A Look at Ancient Weaponry: The Shotel Sword

Ancient weaponry certainly holds its own space in history.

Each country and culture created specialized tools of great importance. The design and success of a culture’s weaponry signified a degree of wealth and status. Let’s take a closer look at one called the shotel.

Pictured is the curved, sickle-shaped sword call a shotel.

Origins of the Shotel

The curved, sickle-shaped sword, called a shotel, originated around 980 BC in what is now northern Ethiopia.

There is not a lot of information or archeological evidence about the culture. But it is believed that shotels were used in the D’mt (sometimes known as Damot, Di’amat) Kingdom. This existed in the 8th and 7th centuries BC. 

It is not known if the D’mt Kingdom ended for some reason, or if it evolved into or was a smaller part of the larger Axum Empire (also known as Aksum) that came after. This empire was a great power that ruled the areas of what are now West Asia, Saudi Arabia, and Yemen for centuries. Today, the town of Axum has a population of around 67,000.

Design and Style

Regardless of exactly who wielded the ancient shotel, its construction was deliberate and unique. The sword’s deeply curved long blade created a strategic way to pull mounted warriors off their horses. 

The shotel-wielding warriors were able to use the shape of the sword to reach around an opponent’s shield and strike. The length of the blade of a shotel sword was typically 40 inches but could measure anywhere from 20 to 40 inches in length.  

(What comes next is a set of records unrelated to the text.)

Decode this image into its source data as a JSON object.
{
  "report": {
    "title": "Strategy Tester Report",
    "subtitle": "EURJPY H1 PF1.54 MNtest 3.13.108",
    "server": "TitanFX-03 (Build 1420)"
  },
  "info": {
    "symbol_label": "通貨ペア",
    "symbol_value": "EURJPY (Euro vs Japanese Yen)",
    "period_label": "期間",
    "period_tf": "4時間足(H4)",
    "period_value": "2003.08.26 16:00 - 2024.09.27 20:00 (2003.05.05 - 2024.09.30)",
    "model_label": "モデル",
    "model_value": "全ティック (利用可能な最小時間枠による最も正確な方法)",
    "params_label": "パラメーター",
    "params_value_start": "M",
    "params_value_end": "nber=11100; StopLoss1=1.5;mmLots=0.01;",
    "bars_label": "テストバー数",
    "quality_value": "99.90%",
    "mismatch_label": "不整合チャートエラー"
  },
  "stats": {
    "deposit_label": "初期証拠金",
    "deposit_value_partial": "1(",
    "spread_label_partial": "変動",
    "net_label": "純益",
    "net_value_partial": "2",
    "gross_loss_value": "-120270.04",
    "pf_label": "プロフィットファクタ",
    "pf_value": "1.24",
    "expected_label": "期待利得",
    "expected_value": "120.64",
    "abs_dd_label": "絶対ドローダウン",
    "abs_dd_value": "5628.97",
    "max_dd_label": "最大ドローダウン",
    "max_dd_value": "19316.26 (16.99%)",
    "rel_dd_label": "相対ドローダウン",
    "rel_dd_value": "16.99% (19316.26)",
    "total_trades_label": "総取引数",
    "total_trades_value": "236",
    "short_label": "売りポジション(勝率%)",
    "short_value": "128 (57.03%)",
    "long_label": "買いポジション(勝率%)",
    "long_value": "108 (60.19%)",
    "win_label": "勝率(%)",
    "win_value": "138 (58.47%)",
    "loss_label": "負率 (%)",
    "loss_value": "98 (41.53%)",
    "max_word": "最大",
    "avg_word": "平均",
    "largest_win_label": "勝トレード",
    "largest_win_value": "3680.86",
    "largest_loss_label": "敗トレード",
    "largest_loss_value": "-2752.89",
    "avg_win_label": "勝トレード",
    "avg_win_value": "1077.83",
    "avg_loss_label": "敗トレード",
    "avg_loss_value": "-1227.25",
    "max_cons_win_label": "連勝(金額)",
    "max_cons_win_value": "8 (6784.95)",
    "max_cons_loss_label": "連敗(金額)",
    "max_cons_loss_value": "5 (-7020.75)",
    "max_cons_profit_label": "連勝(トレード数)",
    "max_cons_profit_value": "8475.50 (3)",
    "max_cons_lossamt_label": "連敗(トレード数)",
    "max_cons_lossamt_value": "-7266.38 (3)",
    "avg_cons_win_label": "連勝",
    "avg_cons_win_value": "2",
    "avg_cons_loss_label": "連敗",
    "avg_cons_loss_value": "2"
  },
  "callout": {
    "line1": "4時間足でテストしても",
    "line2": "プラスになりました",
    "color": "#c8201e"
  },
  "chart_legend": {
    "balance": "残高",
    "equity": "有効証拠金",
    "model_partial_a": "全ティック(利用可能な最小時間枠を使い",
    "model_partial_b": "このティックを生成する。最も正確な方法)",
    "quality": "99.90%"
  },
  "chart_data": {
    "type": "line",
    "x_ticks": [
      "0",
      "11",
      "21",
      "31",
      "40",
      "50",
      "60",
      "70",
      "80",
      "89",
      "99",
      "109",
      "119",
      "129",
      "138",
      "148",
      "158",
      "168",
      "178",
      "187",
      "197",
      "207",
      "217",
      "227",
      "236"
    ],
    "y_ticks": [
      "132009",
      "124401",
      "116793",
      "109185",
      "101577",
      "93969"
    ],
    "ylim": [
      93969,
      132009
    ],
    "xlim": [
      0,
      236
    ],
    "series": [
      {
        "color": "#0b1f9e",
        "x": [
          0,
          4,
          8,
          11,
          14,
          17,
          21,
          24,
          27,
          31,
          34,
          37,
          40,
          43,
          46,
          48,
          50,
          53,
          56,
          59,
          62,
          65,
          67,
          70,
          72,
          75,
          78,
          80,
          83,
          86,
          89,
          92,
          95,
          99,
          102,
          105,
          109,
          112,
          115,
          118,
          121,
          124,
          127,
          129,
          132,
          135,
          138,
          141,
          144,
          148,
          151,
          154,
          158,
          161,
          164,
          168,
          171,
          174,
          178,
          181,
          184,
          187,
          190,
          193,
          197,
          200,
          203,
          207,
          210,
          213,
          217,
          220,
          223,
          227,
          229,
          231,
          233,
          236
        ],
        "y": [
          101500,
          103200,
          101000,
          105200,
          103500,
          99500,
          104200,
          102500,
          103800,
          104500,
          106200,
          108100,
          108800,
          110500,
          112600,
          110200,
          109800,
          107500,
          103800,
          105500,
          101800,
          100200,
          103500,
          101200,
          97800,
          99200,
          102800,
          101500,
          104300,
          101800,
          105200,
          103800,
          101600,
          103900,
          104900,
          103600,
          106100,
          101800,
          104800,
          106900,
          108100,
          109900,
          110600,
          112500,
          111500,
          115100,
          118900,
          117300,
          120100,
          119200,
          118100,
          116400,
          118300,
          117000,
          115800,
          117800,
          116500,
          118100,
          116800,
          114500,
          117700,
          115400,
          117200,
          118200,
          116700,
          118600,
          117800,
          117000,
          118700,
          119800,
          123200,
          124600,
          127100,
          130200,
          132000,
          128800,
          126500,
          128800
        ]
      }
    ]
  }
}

The extreme, almost circular curve of the double-edged sword created a very exceptional and intimidating look. What the shotel seemed to lack, from any surviving examples that have been studied, was anything decorative. 

The handles were simple and modest, fashioned with either wood or rhino horn. Both mounted and foot soldiers would have used the shotels, and the men who specifically carried the shotel were called “meshenitai.”

Uses in Battle

We can speculate that shotels were used in numerous battles during the reign of Amda Seyon I, who was emperor of Ethiopia between 1314 and 1344 AD. Amda Seyon is described in history as a bold warrior and ruler who led his empire to victory many times. 

Most of his battles were fought against the Muslim kingdoms located to the south. Amda Seyon was able to grow his kingdom by slowly conquering several smaller states around him. 

It is believed that the 19th-century Ethiopian Gurade sword also known as the saber, was modeled after the shotel. Crafted for more modern warfare without horses, the Gurade is a European style with a single-edge blade.